In the middle of the nineteenth
century, New York City's residential and commercial districts
were pressing ever northward along Broadway. This acutely
observed mid-century watercolor captures some of the unusual
juxtapositions engendered by this movement. The massive new
Empire Building opened in the early 1850s to house both offices
and stores (it replaced the earlier Grace Church, which by 1843
had voted to follow its parishioners who were building fine
homes in the Union Square neighborhood).1
The Empire Building stood in sharp contrast to the tranquil
cemetery of Trinity Church. Former New York mayor Philip Hone,
an avid diarist, recorded that Grace Church had sold in 1845 for
$65,000, "to be converted into stores below and the upper part
into a splendid museum of Chinese curiosities." The lack of any
known record substantiating these plans for the deconsecrated
Grace Church suggests that they never progressed.

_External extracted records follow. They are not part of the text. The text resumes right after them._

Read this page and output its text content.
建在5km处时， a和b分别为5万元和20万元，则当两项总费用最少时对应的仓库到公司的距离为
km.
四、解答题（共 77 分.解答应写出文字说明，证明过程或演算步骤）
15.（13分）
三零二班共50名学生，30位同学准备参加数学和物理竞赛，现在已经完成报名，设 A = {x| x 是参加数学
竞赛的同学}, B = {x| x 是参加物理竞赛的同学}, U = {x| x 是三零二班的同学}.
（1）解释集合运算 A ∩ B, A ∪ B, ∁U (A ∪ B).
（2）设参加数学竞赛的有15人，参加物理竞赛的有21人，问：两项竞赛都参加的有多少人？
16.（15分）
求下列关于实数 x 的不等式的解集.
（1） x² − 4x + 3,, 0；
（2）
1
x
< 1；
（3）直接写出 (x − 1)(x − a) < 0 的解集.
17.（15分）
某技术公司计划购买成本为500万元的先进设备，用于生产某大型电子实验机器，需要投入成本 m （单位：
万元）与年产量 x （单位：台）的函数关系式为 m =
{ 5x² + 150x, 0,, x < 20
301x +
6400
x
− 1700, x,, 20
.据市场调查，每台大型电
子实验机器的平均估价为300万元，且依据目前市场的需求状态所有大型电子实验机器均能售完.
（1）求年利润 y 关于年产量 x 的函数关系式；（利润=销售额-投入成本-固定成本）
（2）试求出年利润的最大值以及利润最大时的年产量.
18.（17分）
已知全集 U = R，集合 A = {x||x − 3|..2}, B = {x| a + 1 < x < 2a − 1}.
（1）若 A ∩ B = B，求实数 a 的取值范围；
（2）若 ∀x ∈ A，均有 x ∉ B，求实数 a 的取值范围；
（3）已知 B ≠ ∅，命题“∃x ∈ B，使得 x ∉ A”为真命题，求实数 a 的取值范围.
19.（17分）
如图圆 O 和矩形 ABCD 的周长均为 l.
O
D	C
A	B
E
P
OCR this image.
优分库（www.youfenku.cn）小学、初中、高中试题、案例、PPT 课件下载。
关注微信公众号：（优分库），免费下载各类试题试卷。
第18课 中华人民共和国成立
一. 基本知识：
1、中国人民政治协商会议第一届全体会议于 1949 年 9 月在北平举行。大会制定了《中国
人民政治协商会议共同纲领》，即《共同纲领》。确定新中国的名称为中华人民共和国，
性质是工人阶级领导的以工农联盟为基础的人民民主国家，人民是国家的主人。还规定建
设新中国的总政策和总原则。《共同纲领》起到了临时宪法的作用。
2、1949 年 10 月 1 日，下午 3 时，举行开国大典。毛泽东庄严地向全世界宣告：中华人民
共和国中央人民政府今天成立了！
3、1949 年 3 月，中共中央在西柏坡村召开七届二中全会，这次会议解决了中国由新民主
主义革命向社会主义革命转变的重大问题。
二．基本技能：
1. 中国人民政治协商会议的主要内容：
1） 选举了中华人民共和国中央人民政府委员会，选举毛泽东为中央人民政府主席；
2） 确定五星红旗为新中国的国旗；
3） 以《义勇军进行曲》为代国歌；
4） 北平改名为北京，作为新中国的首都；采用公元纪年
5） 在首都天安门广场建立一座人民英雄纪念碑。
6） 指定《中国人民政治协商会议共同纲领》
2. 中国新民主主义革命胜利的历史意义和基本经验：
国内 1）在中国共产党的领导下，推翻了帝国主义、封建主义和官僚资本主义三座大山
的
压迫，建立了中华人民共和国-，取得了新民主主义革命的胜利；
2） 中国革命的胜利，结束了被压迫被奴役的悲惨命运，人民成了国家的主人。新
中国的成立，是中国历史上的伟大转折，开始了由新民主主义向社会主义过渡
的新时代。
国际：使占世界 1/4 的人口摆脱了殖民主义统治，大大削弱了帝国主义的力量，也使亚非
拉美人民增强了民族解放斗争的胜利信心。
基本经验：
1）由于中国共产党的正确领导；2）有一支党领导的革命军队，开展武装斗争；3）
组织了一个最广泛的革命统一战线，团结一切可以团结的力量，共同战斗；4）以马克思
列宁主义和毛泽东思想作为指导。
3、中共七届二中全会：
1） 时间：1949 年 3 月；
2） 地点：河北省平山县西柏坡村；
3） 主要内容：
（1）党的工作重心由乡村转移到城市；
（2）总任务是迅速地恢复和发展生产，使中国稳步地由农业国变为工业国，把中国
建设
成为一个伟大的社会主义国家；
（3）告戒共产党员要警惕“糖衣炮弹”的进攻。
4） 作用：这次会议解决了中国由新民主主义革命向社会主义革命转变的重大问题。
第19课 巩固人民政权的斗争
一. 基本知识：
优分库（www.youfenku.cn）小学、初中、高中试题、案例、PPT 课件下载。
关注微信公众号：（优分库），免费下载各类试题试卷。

Located at 71 and 73 Broadway, at
the corner of Rector Street (named for the succession of
eighteenth-century rectors of Trinity Church who lived on the
site before Grace Church was built there in 1807), the Empire
Building housed several dry-goods merchants at street level and
various business offices in its upper stories.2
In 1896 -1897 a newer, taller Empire Building replaced the
commercial structure depicted in this view, which then received
the appellation "Old Empire Building."
From the early eighteenth century
forward, Trinity Church cemetery, on the corner opposite the
Empire Building, had served as the final resting place of many
notable Americans, including Francis Lewis, signer of the
Declaration of Independence; inventor Robert Fulton;
financier-statesman Alexander Hamilton; and William Bradford,
founder of New York's first newspaper, The New-York Gazette.3
While the painting's composition
allots equal space to the Empire Building and the graveyard, the
sheer size of the new structure gives it prominence, suggesting
the significance attached to a modern edifice of commerce in a
city that was rapidly evolving into the center of American
business enterprise. The pedestrians and vehicles along Broadway
show the variety of traffic. Many elegantly attired men, women,
and children saunter along the sidewalks; a more modestly
dressed family (possibly visitors from the country) can be
discerned at the extreme right; and two boys are seen going
about their business, one (near the corner of the Trinity
graveyard fence) bearing a package he may be delivering, and the
other (at bottom center) apparently approaching people with
something to sell. The artist may have intended to compare the
old cemetery's appearance of repose with the dynamic street
scene and the commercial energy typifying the modern New York
Cityscape.
John William Hill, son of the
engraver John Hill, was born in London and immigrated with his
family to the United States at the age of seven, initially
residing in Philadelphia and then moving to New York City in
1822, where he served a seven-year apprenticeship to his father.
In 1828 Hill began to exhibit work at the National Academy of
Design. Five years later he was elected an associate member, and
he continued to exhibit fairly regularly there until 1873. He
was employed as a topographical artist for the New York State
Geological Survey from 1836 to 1841, after which he worked for
Smith Brothers, a publishing firm, where he was employed to
sketch North America's developing cities. From the mid-1850s on,
Hill was greatly influenced by the tenets of the Pre-Raphaelite
movement and devoted himself largely to painting from nature.4
This work, with its strong attention to tonal values and contrasts
of light and dark and its acutely observed architectural detail,
demonstrates the influence of his earlier experience in the
employ of printmakers. To a slightly lesser extent, the same
qualities inform Hill's landscape paintings.
Notes:
1 There
is no known record of the Old Empire Building's designer or
builder. It has little stylistic distinction, being typical of
massive commercial buildings of the period.
2 Among
the office tenants in the Empire Building was financier Russell
Sage (1816 -1906), who was elected to Congress in 1852 and who,
with Jay Gould, later made a fortune amounting to $70 million in
railroads and on Wall Street. When he died, his wife, Olivia
Sage, proceeded to give most of it to various charities,
including a foundation bearing his name.
3 Following
the 1830 ordinance prohibiting burials below Canal Street,
Trinity Church opened a new cemetery at 155th Street and
Riverside Drive. Among the wealthy and socially prominent church
members interred there are John Jacob Astor, Clement Clark
Moore, and Alfred Tennyson Dickens, son of Charles Dickens.
4 Richard
J. Koke, American Landscape and Genre Paintings in the
New-York Historical Society (New York: New-York Historical
Society, 1982), vol. 2, pp. 134 -135.